Michaels chuckled. “Come on,” he said. “It’s only a few hundred yards back to your B&B. I’ll give you a lift.”

The young man seemed astonished. “D’you mean after all that I’m
walking distance
from the garden?” he croaked.

As he helped hand the young man into the car, Michaels gave him a quick pat down. Nothing on him. In fact, his clothes had been half torn off him, leaving no way to tell if there had been a drop or not. There was no money on the lad, not a coin—literally empty-handed except for a broken stick. Time to report back to the chief. So long as O’Day had been recovered alive, he had to remove himself and go back to observation. His well-being was no longer Michael’s concern. He’d already jeopardized his cover enough.
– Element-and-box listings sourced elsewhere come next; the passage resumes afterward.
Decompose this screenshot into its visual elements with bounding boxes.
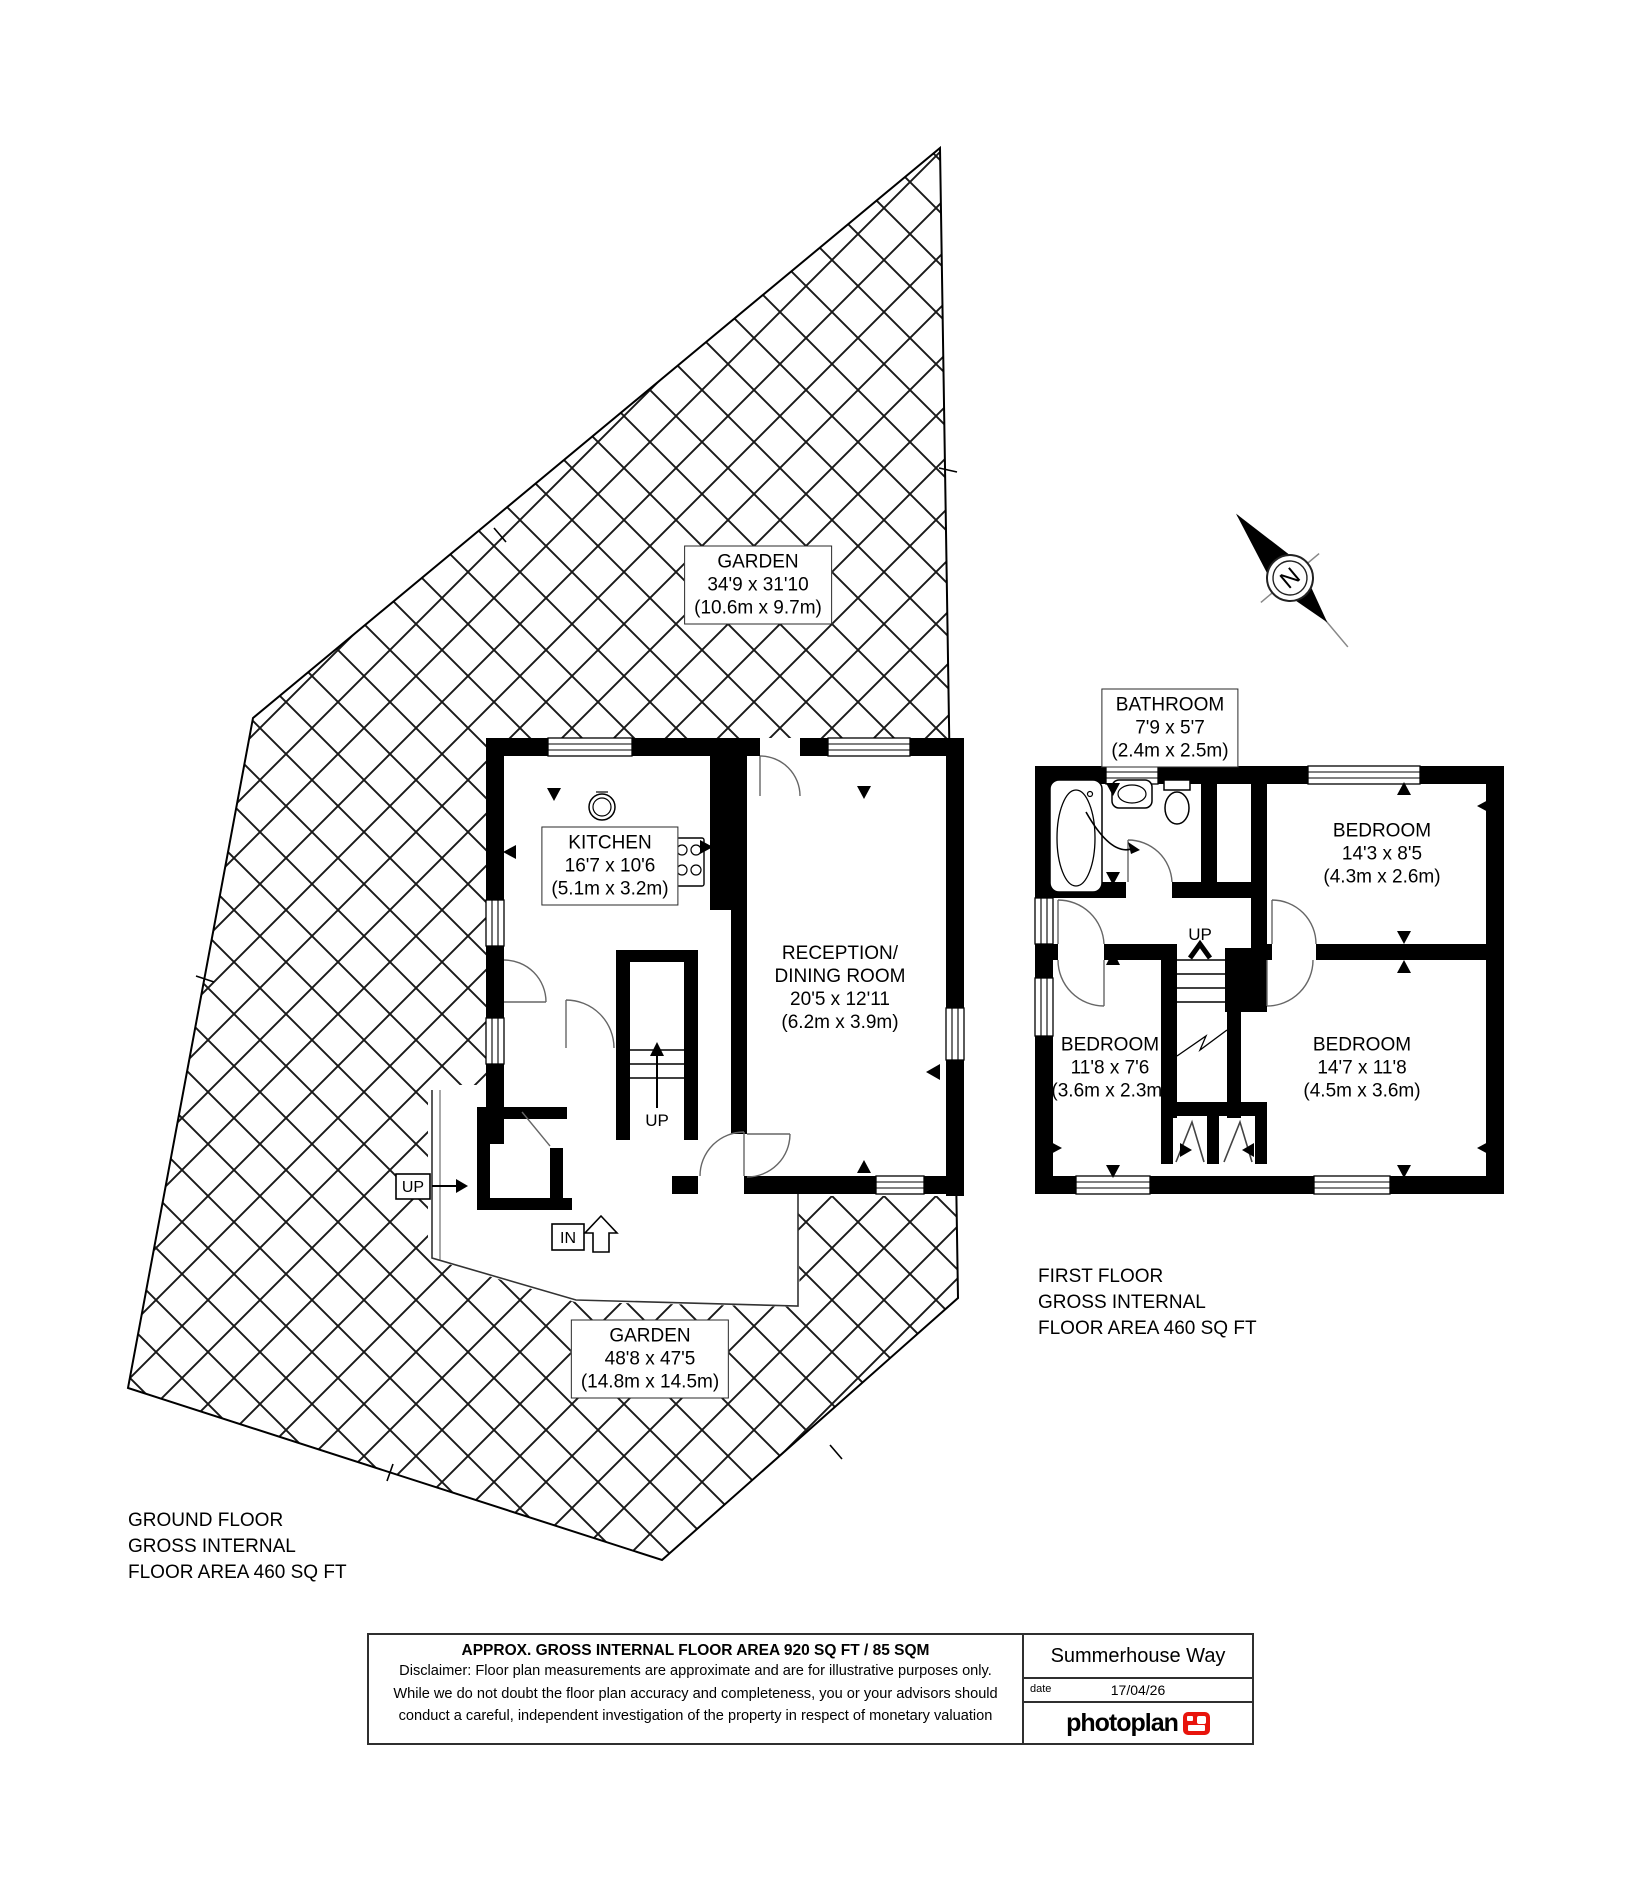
property-address: Summerhouse Way [1024,1635,1252,1679]
footer-area-title: APPROX. GROSS INTERNAL FLOOR AREA 920 SQ… [369,1642,1022,1660]
room-name: BATHROOM [1111,694,1228,717]
room-label-kitchen: KITCHEN 16'7 x 10'6 (5.1m x 3.2m) [541,827,678,906]
photoplan-logo-text: photoplan [1066,1709,1178,1738]
bath-icon [1050,780,1102,892]
room-name: KITCHEN [551,832,668,855]
room-metric: (4.3m x 2.6m) [1323,866,1440,889]
room-label-reception: RECEPTION/ DINING ROOM 20'5 x 12'11 (6.2… [775,942,906,1034]
date-row: date 17/04/26 [1024,1679,1252,1703]
entrance-in-label: IN [560,1230,576,1247]
room-name: BEDROOM [1051,1034,1168,1057]
room-imperial: 7'9 x 5'7 [1111,717,1228,740]
room-metric: (3.6m x 2.3m) [1051,1080,1168,1103]
photoplan-camera-icon [1183,1712,1210,1735]
room-label-bedroom-top-right: BEDROOM 14'3 x 8'5 (4.3m x 2.6m) [1323,820,1440,889]
garden-up-label: UP [402,1179,424,1196]
date-label: date [1030,1683,1051,1695]
room-name: BEDROOM [1323,820,1440,843]
footer-info-box: Summerhouse Way date 17/04/26 photoplan [1022,1633,1254,1745]
summary-line: GROSS INTERNAL [1038,1290,1257,1316]
room-metric: (6.2m x 3.9m) [775,1011,906,1034]
ground-up-label: UP [645,1111,669,1130]
summary-line: FLOOR AREA 460 SQ FT [128,1560,347,1586]
footer-disclaimer-line: While we do not doubt the floor plan acc… [369,1683,1022,1706]
date-value: 17/04/26 [1111,1682,1166,1698]
room-label-garden-top: GARDEN 34'9 x 31'10 (10.6m x 9.7m) [684,546,832,625]
room-imperial: 14'3 x 8'5 [1323,843,1440,866]
footer-disclaimer-line: conduct a careful, independent investiga… [369,1705,1022,1728]
room-imperial: 34'9 x 31'10 [694,574,822,597]
bathroom-arrow-head [1128,842,1140,854]
first-floor-summary: FIRST FLOOR GROSS INTERNAL FLOOR AREA 46… [1038,1264,1257,1342]
toilet-icon [1164,780,1190,824]
room-label-bedroom-bottom-right: BEDROOM 14'7 x 11'8 (4.5m x 3.6m) [1303,1034,1420,1103]
ground-floor-summary: GROUND FLOOR GROSS INTERNAL FLOOR AREA 4… [128,1508,347,1586]
room-imperial: 11'8 x 7'6 [1051,1057,1168,1080]
brand-row: photoplan [1024,1703,1252,1743]
room-label-bedroom-bottom-left: BEDROOM 11'8 x 7'6 (3.6m x 2.3m) [1051,1034,1168,1103]
entrance-door-gap [698,1176,744,1194]
room-name: GARDEN [694,551,822,574]
room-imperial: 20'5 x 12'11 [775,988,906,1011]
room-imperial: 48'8 x 47'5 [581,1348,719,1371]
compass-north-icon: N [1207,489,1377,671]
footer-disclaimer-box: APPROX. GROSS INTERNAL FLOOR AREA 920 SQ… [367,1633,1024,1745]
first-floor-up-label: UP [1188,925,1212,944]
summary-line: FIRST FLOOR [1038,1264,1257,1290]
summary-line: GROSS INTERNAL [128,1534,347,1560]
room-name: RECEPTION/ [775,942,906,965]
summary-line: FLOOR AREA 460 SQ FT [1038,1316,1257,1342]
room-metric: (4.5m x 3.6m) [1303,1080,1420,1103]
room-metric: (10.6m x 9.7m) [694,597,822,620]
room-metric: (14.8m x 14.5m) [581,1371,719,1394]
room-name: DINING ROOM [775,965,906,988]
room-imperial: 14'7 x 11'8 [1303,1057,1420,1080]
room-imperial: 16'7 x 10'6 [551,855,668,878]
room-metric: (5.1m x 3.2m) [551,878,668,901]
room-label-bathroom: BATHROOM 7'9 x 5'7 (2.4m x 2.5m) [1101,689,1238,768]
room-label-garden-bottom: GARDEN 48'8 x 47'5 (14.8m x 14.5m) [571,1320,729,1399]
room-name: BEDROOM [1303,1034,1420,1057]
room-metric: (2.4m x 2.5m) [1111,740,1228,763]
floorplan-page: UP UP [0,0,1637,1887]
reception-top-door-gap [760,738,800,756]
summary-line: GROUND FLOOR [128,1508,347,1534]
room-name: GARDEN [581,1325,719,1348]
footer-disclaimer-line: Disclaimer: Floor plan measurements are … [369,1660,1022,1683]
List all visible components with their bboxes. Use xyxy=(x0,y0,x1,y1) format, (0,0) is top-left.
In a daze, Keith, kept upright by Diane on one side and Holl on the other, wiped his shoes carefully on the mat.

“They’re just about hopeless,” Diane said, looking at the worn shoes. The toes were nearly worn away, and something had ripped off the metal buckles. She squeezed Keith’s arm. His hands were still half-balled-up, probably a muscular spasm of some kind, and he was clutching a piece of old stick. She was trying not to cry at the pitiful picture he made. “So are your clothes. You look half dead.”